It’s great to have food to eat, but it’s even better to get nutritious food and know how to prepare it yourself. The cooking classes we’re providing for a few teens typify the direction of much of my efforts the past year, working to build on the tiny emergency support for food and shelter, to address other more complicated areas of well being. For example, many of the teens in the families we support are not only old enough to clearly remember their families’ traumatic experiences, they’re often also responsible for caring for their younger siblings. The weight of those responsibilities coupled with being outcasts in school (or having no opportunity to study at all), usually mean these kids are the most withdrawn and vulnerable members of the family.

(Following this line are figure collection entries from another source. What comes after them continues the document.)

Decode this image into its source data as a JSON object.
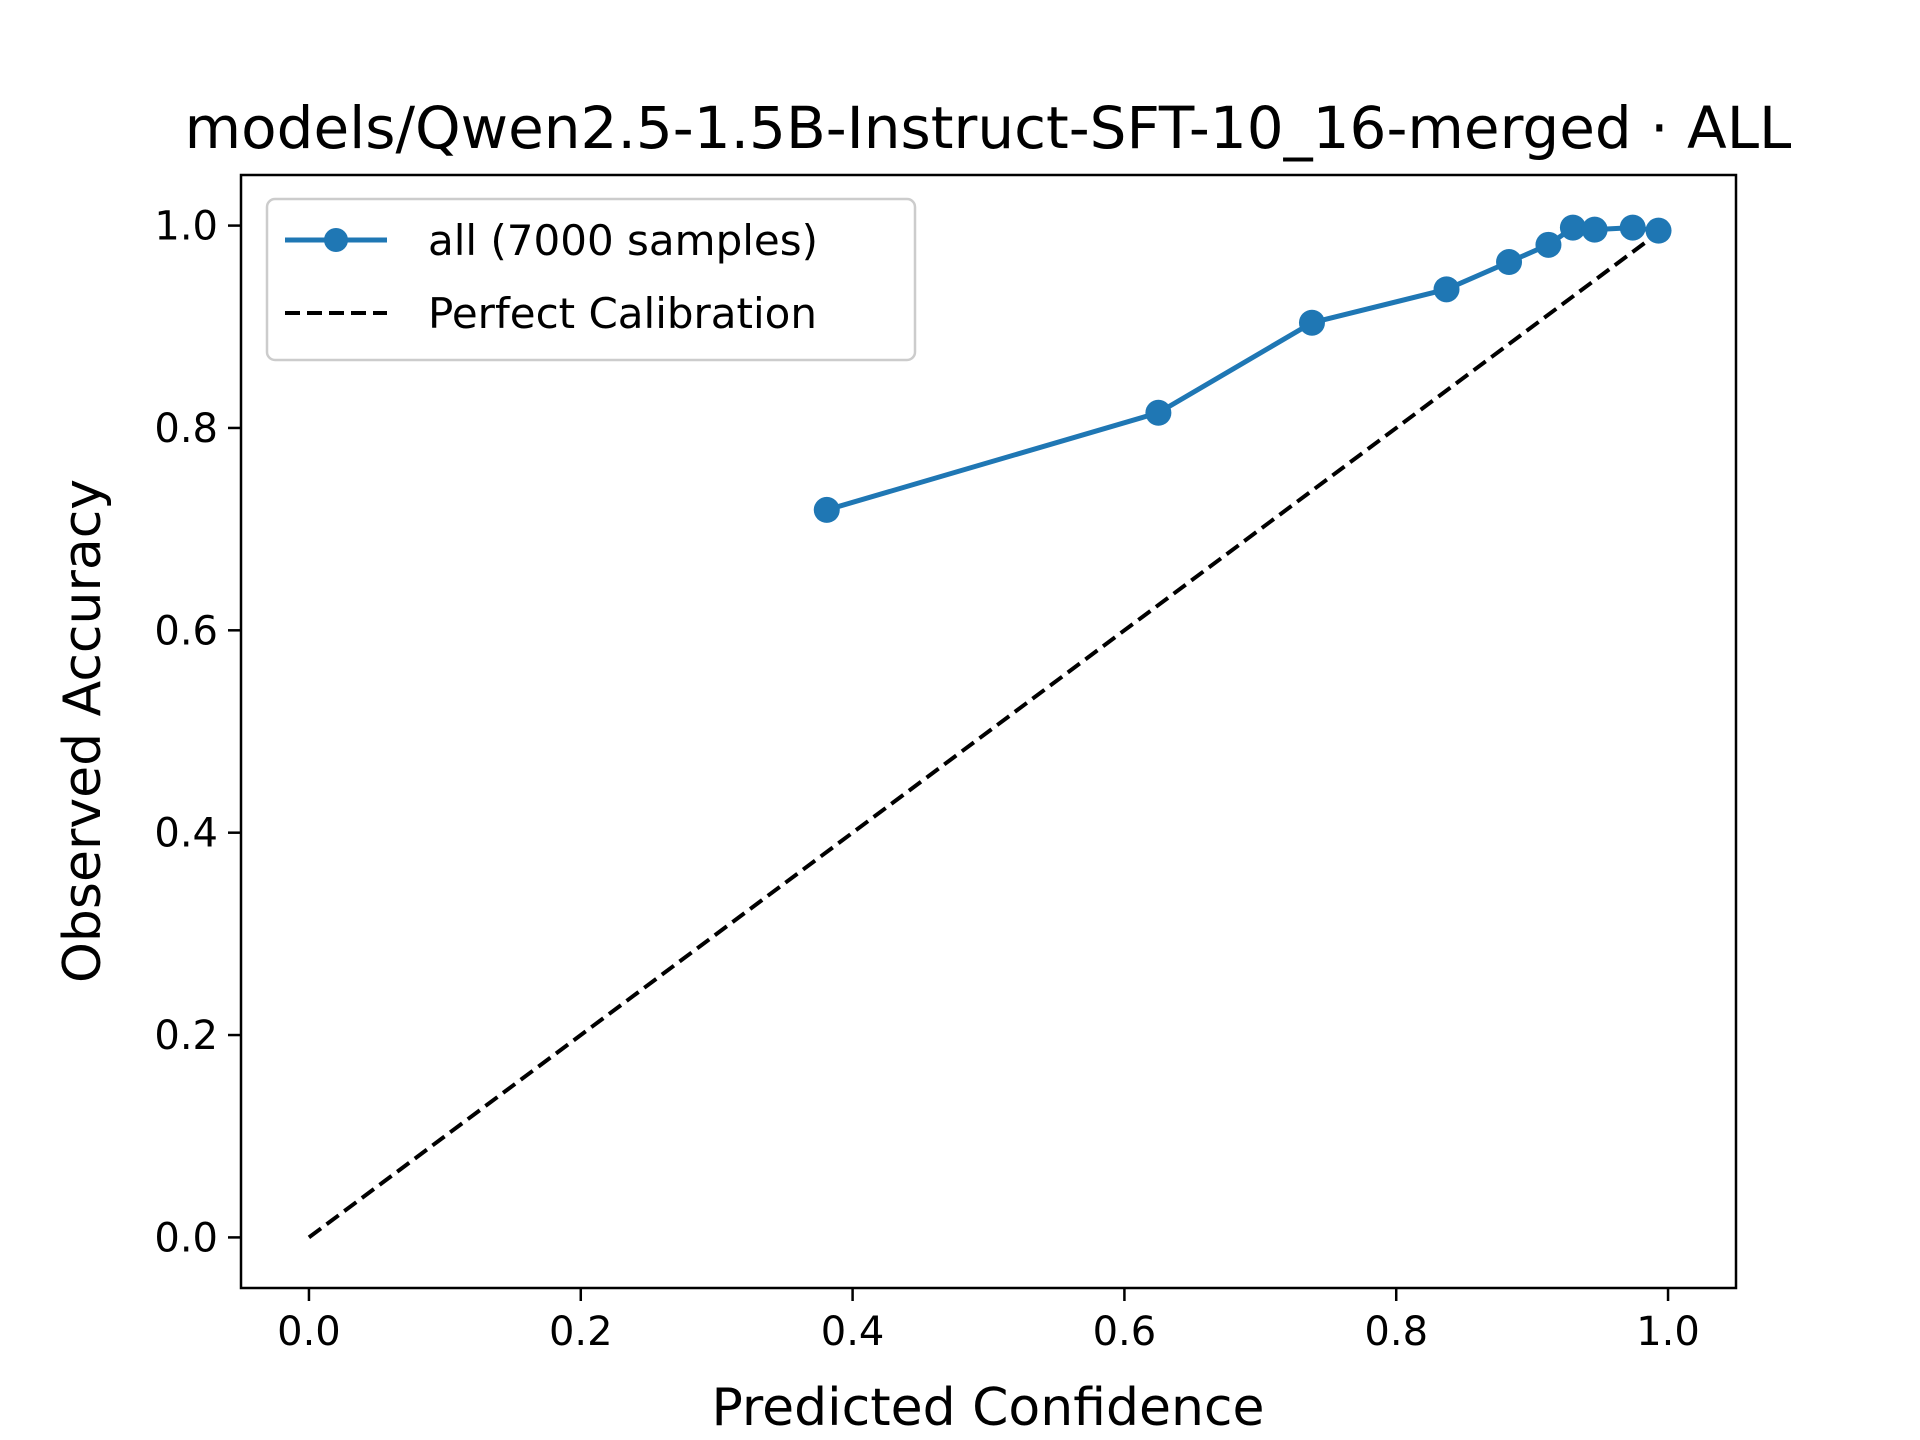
{
  "chart_data": {
    "type": "line",
    "title": "models/Qwen2.5-1.5B-Instruct-SFT-10_16-merged · ALL",
    "xlabel": "Predicted Confidence",
    "ylabel": "Observed Accuracy",
    "xlim": [
      -0.05,
      1.05
    ],
    "ylim": [
      -0.05,
      1.05
    ],
    "xticks": [
      0.0,
      0.2,
      0.4,
      0.6,
      0.8,
      1.0
    ],
    "xtick_labels": [
      "0.0",
      "0.2",
      "0.4",
      "0.6",
      "0.8",
      "1.0"
    ],
    "yticks": [
      0.0,
      0.2,
      0.4,
      0.6,
      0.8,
      1.0
    ],
    "ytick_labels": [
      "0.0",
      "0.2",
      "0.4",
      "0.6",
      "0.8",
      "1.0"
    ],
    "grid": false,
    "legend_position": "upper-left",
    "series": [
      {
        "name": "all (7000 samples)",
        "style": "solid-line-with-circle-markers",
        "color": "#1f77b4",
        "x": [
          0.381,
          0.625,
          0.738,
          0.837,
          0.883,
          0.912,
          0.93,
          0.946,
          0.974,
          0.993
        ],
        "y": [
          0.719,
          0.815,
          0.904,
          0.937,
          0.964,
          0.981,
          0.998,
          0.996,
          0.998,
          0.995
        ]
      },
      {
        "name": "Perfect Calibration",
        "style": "dashed-line",
        "color": "#000000",
        "x": [
          0.0,
          1.0
        ],
        "y": [
          0.0,
          1.0
        ]
      }
    ]
  }
}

One outlet we’re piloting with a few of the teens is a special cooking class. I’ve hired teachers to come in and teach a fun class for the teens, who often light up when they’re in the kitchen. Cooking is an activity where they aren’t overshadowed by a parade of their cute younger siblings and they can be proud of what they learn, sharing kitchen tips with other family members and helping their parents to prepare meals.
What’s on your plate matters and besides food’s cultural significance, it’s one the quickest ways to improve a family’s quality of living. And I confess, it’s also one of my favorite topics. So I’m jumping around and speaking in a few places specifically to talk about our journey from helping families recover from poor nutrition to being able to participate in cooking classes. My goal is to use the all important feasting holidays to ask more people to support our work by donating what they would normally spend on a nice meal each month to help a needier family eat (click here for the donate page).

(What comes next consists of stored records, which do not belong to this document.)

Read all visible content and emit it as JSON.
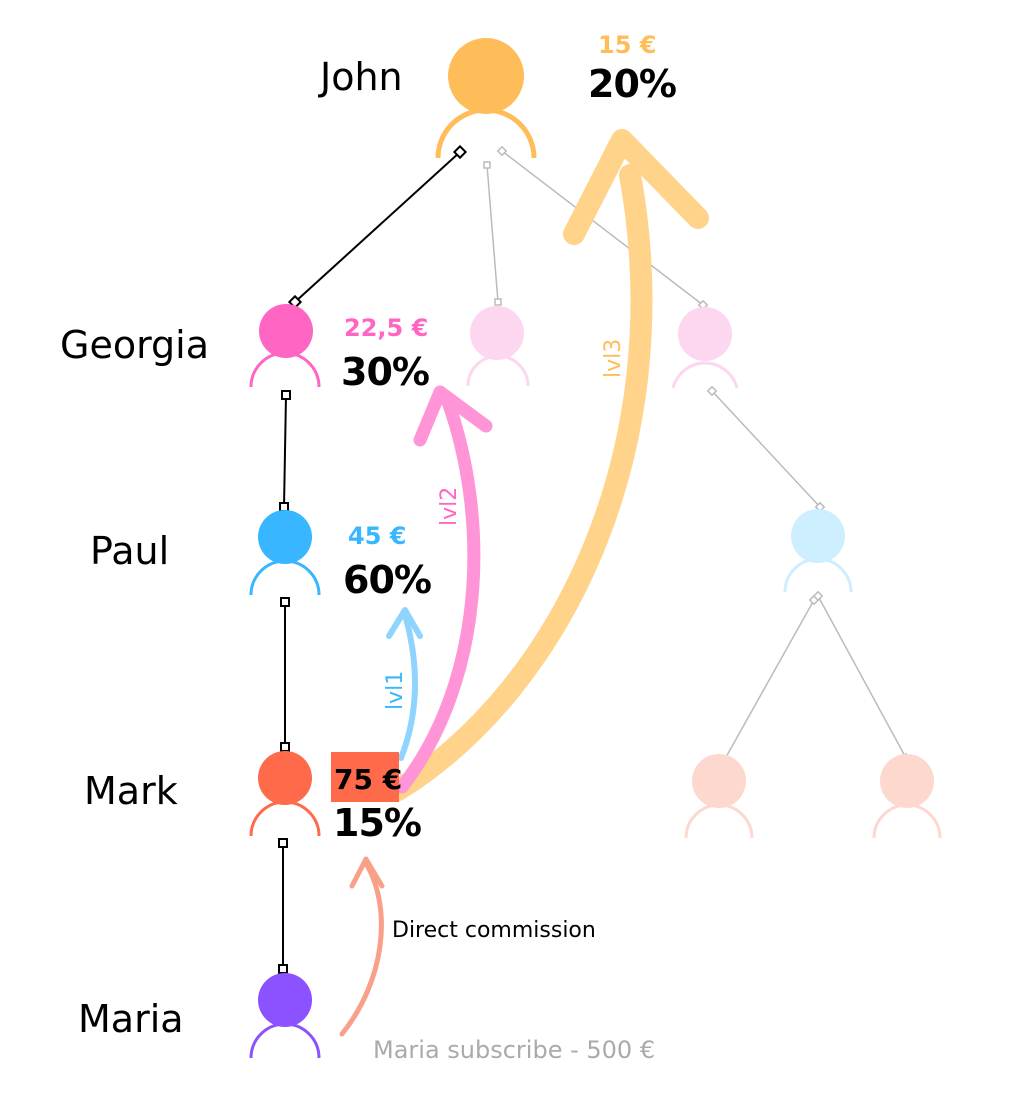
{
  "colors": {
    "john": "#ffbd59",
    "georgia": "#ff66c4",
    "paul": "#38b6ff",
    "mark": "#ff6b4a",
    "maria": "#8c52ff",
    "ghost_pink": "#fdd6ef",
    "ghost_blue": "#cdeefe",
    "ghost_salmon": "#fdd8cf",
    "arrow_lvl1": "#8fd3ff",
    "arrow_lvl2": "#ff94d6",
    "arrow_lvl3": "#ffd38a",
    "arrow_direct": "#f9a089",
    "link_gray": "#bbbbbb"
  },
  "members": {
    "john": {
      "name": "John",
      "amount": "15 €",
      "percent": "20%"
    },
    "georgia": {
      "name": "Georgia",
      "amount": "22,5 €",
      "percent": "30%"
    },
    "paul": {
      "name": "Paul",
      "amount": "45 €",
      "percent": "60%"
    },
    "mark": {
      "name": "Mark",
      "amount": "75 €",
      "percent": "15%"
    },
    "maria": {
      "name": "Maria"
    }
  },
  "arrows": {
    "lvl1": "lvl1",
    "lvl2": "lvl2",
    "lvl3": "lvl3",
    "direct": "Direct commission"
  },
  "subscription": "Maria subscribe - 500 €"
}
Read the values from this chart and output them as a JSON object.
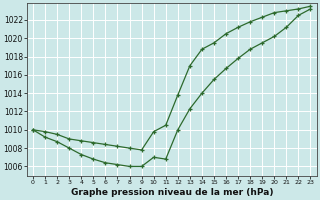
{
  "title": "Graphe pression niveau de la mer (hPa)",
  "bg_color": "#cce8e8",
  "grid_color": "#ffffff",
  "line_color": "#2d6a2d",
  "line1_x": [
    0,
    1,
    2,
    3,
    4,
    5,
    6,
    7,
    8,
    9,
    10,
    11,
    12,
    13,
    14,
    15,
    16,
    17,
    18,
    19,
    20,
    21,
    22,
    23
  ],
  "line1_y": [
    1010.0,
    1009.2,
    1008.7,
    1008.0,
    1007.3,
    1006.8,
    1006.4,
    1006.2,
    1006.0,
    1006.0,
    1007.0,
    1006.8,
    1010.0,
    1012.3,
    1014.0,
    1015.5,
    1016.7,
    1017.8,
    1018.8,
    1019.5,
    1020.2,
    1021.2,
    1022.5,
    1023.2
  ],
  "line2_x": [
    0,
    1,
    2,
    3,
    4,
    5,
    6,
    7,
    8,
    9,
    10,
    11,
    12,
    13,
    14,
    15,
    16,
    17,
    18,
    19,
    20,
    21,
    22,
    23
  ],
  "line2_y": [
    1010.0,
    1009.8,
    1009.5,
    1009.0,
    1008.8,
    1008.6,
    1008.4,
    1008.2,
    1008.0,
    1007.8,
    1009.8,
    1010.5,
    1013.8,
    1017.0,
    1018.8,
    1019.5,
    1020.5,
    1021.2,
    1021.8,
    1022.3,
    1022.8,
    1023.0,
    1023.2,
    1023.5
  ],
  "xlim": [
    -0.5,
    23.5
  ],
  "ylim": [
    1005.0,
    1023.8
  ],
  "yticks": [
    1006,
    1008,
    1010,
    1012,
    1014,
    1016,
    1018,
    1020,
    1022
  ],
  "xticks": [
    0,
    1,
    2,
    3,
    4,
    5,
    6,
    7,
    8,
    9,
    10,
    11,
    12,
    13,
    14,
    15,
    16,
    17,
    18,
    19,
    20,
    21,
    22,
    23
  ],
  "xlabel_fontsize": 6.5,
  "ytick_fontsize": 5.5,
  "xtick_fontsize": 4.5
}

Besides donations, here’s a few other ways to help this holiday season:
- First off, thank you to everyone who’s taken interest in our volunteer pre-school. We have a great group of volunteers and are proud to announce expanding to a third day. This would have been impossible without people helping us fundraise enough money to provide an additional 120 meals a month and teaching materials for kids in the community every month. This project will only continue to expand in 2014 with your support and we’re still recruiting a few more long term volunteers for those interested.
- The Freshest Roots SEA to S.E.A. donation drive is reaching from Seattle to South East Asia by collecting donations at the Langston Hughes Performing Arts Institute and even at their community open mic events. That’s everything from clothing to books to cash. Visit their facebook page if you’re interested and in the area.
- Not only am I speaking about using food to create social change this week, we’re also hosting our charity food fest again to start thanksgiving week off eating well and giving big. The money we raise is not only helping provide food and shelter, it helps us fund our cooking classes and special activities. Click here for the facebook invite with more details if you’re based in Bangkok.
- If you’re elsewhere and want to help, don’t forget the Lit Coffee website has finally launched. You can buy specialty coffee online and sign up for one of their subscriptions (hint: ask your local coffee shop to do the same). Visit getlitcoffee.com for more info and check out their ‘house blend‘ coffee which will actually help us provide housing!
I’m working hard to finish the year strong and share our work with more people. My goal is to double the number of people we have donating the cost of a meal each month. Wish me luck!